I'm pretty sure all of the art teachers I've ever had have definitely talked to me like I was mentally challenged. I wasted alot of paper scribbling when I was younger and thought I took a liking towards drawing, but then I started to realize just how bad I was and signing up for art as an elective just to be in the same class as my friend (who is a really good artist and for who it's practically a hobby) didn't help with getting better. If anything, it made me feel even more insecure and unconfident that I'll never be able to draw even a straight line properly.
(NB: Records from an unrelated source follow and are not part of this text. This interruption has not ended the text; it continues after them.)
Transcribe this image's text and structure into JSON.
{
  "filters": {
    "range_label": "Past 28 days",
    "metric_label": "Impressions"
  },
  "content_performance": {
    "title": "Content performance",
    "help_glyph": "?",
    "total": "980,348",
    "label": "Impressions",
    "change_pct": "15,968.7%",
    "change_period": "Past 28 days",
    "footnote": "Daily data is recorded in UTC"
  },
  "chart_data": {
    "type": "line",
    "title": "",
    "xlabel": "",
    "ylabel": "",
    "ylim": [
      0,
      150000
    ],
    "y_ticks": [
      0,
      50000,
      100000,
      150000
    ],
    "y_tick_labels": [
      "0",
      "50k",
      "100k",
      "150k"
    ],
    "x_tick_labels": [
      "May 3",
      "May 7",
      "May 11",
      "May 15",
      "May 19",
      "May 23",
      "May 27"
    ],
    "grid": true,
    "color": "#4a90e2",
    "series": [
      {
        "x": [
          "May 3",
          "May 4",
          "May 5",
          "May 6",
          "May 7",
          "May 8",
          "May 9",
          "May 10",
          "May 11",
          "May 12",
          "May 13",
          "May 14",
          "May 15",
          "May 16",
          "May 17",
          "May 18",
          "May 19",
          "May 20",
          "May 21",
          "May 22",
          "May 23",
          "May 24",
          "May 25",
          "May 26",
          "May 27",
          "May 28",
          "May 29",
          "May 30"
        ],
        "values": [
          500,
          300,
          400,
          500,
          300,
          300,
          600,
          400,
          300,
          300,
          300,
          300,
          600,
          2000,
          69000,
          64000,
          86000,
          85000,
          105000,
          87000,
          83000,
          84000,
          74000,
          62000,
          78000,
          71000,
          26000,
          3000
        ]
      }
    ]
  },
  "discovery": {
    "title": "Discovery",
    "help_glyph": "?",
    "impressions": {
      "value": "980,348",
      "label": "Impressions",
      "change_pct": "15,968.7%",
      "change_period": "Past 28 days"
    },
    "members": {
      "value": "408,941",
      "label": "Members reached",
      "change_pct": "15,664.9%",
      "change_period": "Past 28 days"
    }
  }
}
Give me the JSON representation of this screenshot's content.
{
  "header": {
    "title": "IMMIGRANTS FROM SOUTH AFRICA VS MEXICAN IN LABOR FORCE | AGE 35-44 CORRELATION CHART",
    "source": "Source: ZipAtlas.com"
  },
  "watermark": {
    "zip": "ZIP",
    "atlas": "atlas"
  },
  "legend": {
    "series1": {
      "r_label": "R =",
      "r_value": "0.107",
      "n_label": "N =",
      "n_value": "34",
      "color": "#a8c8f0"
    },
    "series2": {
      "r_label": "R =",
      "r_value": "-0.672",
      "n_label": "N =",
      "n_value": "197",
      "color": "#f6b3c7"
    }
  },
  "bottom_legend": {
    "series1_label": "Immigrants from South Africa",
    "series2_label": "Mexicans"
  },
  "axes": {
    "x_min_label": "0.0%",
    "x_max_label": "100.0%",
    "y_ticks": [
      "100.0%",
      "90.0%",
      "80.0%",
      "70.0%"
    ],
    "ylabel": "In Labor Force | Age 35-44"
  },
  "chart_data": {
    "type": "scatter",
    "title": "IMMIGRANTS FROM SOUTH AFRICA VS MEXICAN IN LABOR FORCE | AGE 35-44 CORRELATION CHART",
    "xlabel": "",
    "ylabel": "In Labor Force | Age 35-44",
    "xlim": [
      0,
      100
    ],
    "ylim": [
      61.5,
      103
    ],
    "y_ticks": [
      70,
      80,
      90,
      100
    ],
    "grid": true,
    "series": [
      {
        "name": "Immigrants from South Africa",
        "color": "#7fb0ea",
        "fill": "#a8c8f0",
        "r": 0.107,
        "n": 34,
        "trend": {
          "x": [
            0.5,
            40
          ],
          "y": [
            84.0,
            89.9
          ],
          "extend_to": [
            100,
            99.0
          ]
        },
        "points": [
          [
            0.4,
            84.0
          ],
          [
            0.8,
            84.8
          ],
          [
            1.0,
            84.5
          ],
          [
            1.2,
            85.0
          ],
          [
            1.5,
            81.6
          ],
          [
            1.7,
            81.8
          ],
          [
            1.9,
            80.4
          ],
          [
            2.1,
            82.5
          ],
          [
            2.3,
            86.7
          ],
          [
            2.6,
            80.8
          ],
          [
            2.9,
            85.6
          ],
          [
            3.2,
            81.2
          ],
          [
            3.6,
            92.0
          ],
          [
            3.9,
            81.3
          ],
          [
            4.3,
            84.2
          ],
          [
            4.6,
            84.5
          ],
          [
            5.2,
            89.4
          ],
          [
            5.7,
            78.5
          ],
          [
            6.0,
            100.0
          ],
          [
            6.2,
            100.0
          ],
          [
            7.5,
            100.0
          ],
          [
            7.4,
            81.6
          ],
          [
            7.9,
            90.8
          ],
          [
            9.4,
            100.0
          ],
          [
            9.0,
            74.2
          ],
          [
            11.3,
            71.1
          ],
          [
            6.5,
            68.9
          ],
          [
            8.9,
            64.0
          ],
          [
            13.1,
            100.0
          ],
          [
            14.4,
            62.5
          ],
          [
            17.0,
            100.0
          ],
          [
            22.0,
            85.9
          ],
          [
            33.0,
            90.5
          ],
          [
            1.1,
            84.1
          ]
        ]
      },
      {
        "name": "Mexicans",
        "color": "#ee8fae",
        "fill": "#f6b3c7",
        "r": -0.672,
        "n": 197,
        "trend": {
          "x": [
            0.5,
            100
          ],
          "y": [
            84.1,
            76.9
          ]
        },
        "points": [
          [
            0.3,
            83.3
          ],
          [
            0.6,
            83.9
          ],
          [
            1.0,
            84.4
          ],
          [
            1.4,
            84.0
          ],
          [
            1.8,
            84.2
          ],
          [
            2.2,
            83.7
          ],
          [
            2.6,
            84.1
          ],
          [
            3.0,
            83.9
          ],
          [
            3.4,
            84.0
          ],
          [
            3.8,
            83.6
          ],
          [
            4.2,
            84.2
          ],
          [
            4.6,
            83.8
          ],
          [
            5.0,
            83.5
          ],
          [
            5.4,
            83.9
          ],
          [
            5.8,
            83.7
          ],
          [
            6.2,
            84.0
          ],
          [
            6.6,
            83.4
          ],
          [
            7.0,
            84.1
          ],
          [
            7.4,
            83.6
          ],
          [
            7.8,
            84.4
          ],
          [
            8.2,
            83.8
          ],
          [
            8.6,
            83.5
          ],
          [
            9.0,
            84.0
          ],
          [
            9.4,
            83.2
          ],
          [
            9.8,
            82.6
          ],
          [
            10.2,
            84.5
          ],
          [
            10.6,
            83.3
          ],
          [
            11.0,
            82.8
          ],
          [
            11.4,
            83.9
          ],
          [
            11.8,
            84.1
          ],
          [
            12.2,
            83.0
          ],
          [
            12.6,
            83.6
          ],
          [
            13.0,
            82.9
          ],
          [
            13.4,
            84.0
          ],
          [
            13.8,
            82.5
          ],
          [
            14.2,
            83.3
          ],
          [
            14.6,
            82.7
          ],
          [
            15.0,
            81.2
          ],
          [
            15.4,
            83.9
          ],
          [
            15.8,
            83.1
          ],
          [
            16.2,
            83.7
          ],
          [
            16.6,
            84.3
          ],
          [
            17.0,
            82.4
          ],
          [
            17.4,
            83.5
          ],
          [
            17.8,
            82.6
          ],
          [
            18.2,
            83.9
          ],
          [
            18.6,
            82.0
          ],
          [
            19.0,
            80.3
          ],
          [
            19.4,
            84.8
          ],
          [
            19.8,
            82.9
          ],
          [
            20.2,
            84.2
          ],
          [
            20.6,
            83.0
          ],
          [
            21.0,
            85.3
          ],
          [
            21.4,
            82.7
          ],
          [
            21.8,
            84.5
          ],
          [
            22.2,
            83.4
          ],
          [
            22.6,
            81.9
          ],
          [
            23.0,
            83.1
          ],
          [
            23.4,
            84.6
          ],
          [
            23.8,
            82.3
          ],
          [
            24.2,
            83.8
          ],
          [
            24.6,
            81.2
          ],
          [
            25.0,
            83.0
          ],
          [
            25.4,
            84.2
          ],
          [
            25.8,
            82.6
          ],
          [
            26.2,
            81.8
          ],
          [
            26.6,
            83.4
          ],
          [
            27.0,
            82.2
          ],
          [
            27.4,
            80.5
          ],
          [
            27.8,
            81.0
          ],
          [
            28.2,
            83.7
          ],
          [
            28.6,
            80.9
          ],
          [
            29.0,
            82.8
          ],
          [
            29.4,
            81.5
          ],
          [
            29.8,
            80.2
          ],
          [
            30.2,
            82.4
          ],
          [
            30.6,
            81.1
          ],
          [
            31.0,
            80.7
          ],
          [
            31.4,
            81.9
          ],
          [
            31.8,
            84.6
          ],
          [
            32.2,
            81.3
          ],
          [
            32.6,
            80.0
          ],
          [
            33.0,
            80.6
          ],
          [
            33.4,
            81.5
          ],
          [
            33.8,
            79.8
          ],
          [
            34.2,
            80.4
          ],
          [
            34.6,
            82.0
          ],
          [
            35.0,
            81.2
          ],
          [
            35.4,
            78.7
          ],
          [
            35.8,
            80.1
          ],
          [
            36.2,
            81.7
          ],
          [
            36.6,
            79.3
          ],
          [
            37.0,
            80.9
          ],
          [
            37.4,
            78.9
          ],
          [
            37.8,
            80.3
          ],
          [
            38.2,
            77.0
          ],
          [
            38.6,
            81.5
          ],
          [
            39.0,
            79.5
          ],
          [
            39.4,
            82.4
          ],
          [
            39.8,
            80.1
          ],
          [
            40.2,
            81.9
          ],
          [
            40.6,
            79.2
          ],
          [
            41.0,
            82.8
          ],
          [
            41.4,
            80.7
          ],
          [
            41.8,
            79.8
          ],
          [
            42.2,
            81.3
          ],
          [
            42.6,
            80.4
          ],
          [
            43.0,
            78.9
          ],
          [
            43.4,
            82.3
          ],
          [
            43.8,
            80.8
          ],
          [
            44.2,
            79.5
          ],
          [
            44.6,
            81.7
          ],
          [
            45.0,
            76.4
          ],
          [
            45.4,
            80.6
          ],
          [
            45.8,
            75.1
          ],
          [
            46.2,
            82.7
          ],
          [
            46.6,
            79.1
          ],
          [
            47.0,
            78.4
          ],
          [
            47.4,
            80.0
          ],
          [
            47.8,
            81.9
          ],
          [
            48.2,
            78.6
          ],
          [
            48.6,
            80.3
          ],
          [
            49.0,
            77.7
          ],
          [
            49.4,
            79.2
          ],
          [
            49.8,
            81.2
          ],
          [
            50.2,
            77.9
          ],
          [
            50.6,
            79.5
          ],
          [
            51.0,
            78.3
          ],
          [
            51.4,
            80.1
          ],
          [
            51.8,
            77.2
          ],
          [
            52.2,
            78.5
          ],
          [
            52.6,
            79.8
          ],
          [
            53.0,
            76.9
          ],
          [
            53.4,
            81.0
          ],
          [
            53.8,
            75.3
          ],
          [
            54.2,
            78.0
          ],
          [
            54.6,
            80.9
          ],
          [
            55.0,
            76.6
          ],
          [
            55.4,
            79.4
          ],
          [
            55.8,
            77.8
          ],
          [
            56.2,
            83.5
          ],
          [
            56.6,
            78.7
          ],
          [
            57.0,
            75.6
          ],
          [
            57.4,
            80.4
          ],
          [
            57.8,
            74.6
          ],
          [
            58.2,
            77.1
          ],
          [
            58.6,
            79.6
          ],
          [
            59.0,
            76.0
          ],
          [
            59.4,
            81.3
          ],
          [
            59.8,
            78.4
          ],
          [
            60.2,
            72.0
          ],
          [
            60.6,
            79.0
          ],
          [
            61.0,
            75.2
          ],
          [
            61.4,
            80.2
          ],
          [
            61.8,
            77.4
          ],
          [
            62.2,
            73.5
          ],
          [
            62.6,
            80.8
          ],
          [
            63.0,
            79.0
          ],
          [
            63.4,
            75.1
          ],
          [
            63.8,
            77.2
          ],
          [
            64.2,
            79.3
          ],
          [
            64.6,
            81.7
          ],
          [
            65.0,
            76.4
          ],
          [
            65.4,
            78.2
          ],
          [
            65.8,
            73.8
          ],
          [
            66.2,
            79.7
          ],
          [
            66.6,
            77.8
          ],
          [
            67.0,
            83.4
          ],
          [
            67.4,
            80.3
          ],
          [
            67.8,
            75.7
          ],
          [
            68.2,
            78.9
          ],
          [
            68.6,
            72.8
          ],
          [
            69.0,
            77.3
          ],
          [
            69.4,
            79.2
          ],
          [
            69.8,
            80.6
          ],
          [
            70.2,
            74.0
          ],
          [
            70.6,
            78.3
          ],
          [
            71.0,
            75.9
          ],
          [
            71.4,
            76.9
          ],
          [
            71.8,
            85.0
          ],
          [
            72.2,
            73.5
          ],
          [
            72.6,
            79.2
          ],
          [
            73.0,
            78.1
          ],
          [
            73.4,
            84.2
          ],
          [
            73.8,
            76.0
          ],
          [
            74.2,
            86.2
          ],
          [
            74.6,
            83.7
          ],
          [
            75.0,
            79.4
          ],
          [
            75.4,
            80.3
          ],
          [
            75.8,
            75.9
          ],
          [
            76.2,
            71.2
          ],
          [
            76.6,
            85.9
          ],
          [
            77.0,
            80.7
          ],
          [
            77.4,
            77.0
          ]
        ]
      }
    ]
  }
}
Everyone else in it had such unbelievable talent, that comparing my projects made it feel like they couldn't be crappier. 

My imagination is just really bad when it comes to drawing and I don't even know how to draw simple things like a car or bicycle at all.


----------



## Twelve Keyz (Aug 28, 2011)

I thought I was until I saw some of the masterpieces people post online. **** the internet.


----------



## SadGhost (Oct 23, 2015)

Voted yes, but really I'm a 2/10 compared to some of the artistic geniuses out there. I did recently get a Wacom tablet though and I've been experimenting with digital drawing/painting and having a lot of fun with it.


----------



## That Random Guy (Jan 31, 2015)

*Well..*

I once had the aspiration to become a mangaka in Japan.

Then I went through four years of art in high school and that went down the pooper.

I have certain skill, but I severely lack creativity. I feel if you don't have both, then you don't get anywhere. Maybe I just didn't have the resources and correct learning methods to get better, but in all honesty, I can't draw as well as I'd like. It always gets me mad when I see other people draw real good, such as trompe l'oeil, without even trying. They're just "naturally" good, and then they have the gall to say that anyone can learn to draw.

I tried for four years. It didn't work. I can't learn it.

Maybe that's not enough time to become a professional, but I hadn't improved and my flaws and weak points only seemed to increase as time went on.

Now I see I just wasn't cut out for it. I shake a lot... and my eyes are getting bad.

I'm just not cut out for it... unfortunately.

How I wish though that someday I could make at least one work that would impact the world in some way.

Wishing you all, amateurs or not, the best though!

Keep fighting!

- T.R.G.


----------



## herk (Dec 10, 2012)

i like some of the stuff i've done, but i don't think i'm anywhere near a professional level. i just haven't put enough work in


----------



## meepie (Jun 20, 2010)

i can draw really bad and really good, but never in the middle. it depends on the day and when i'm manic.


----------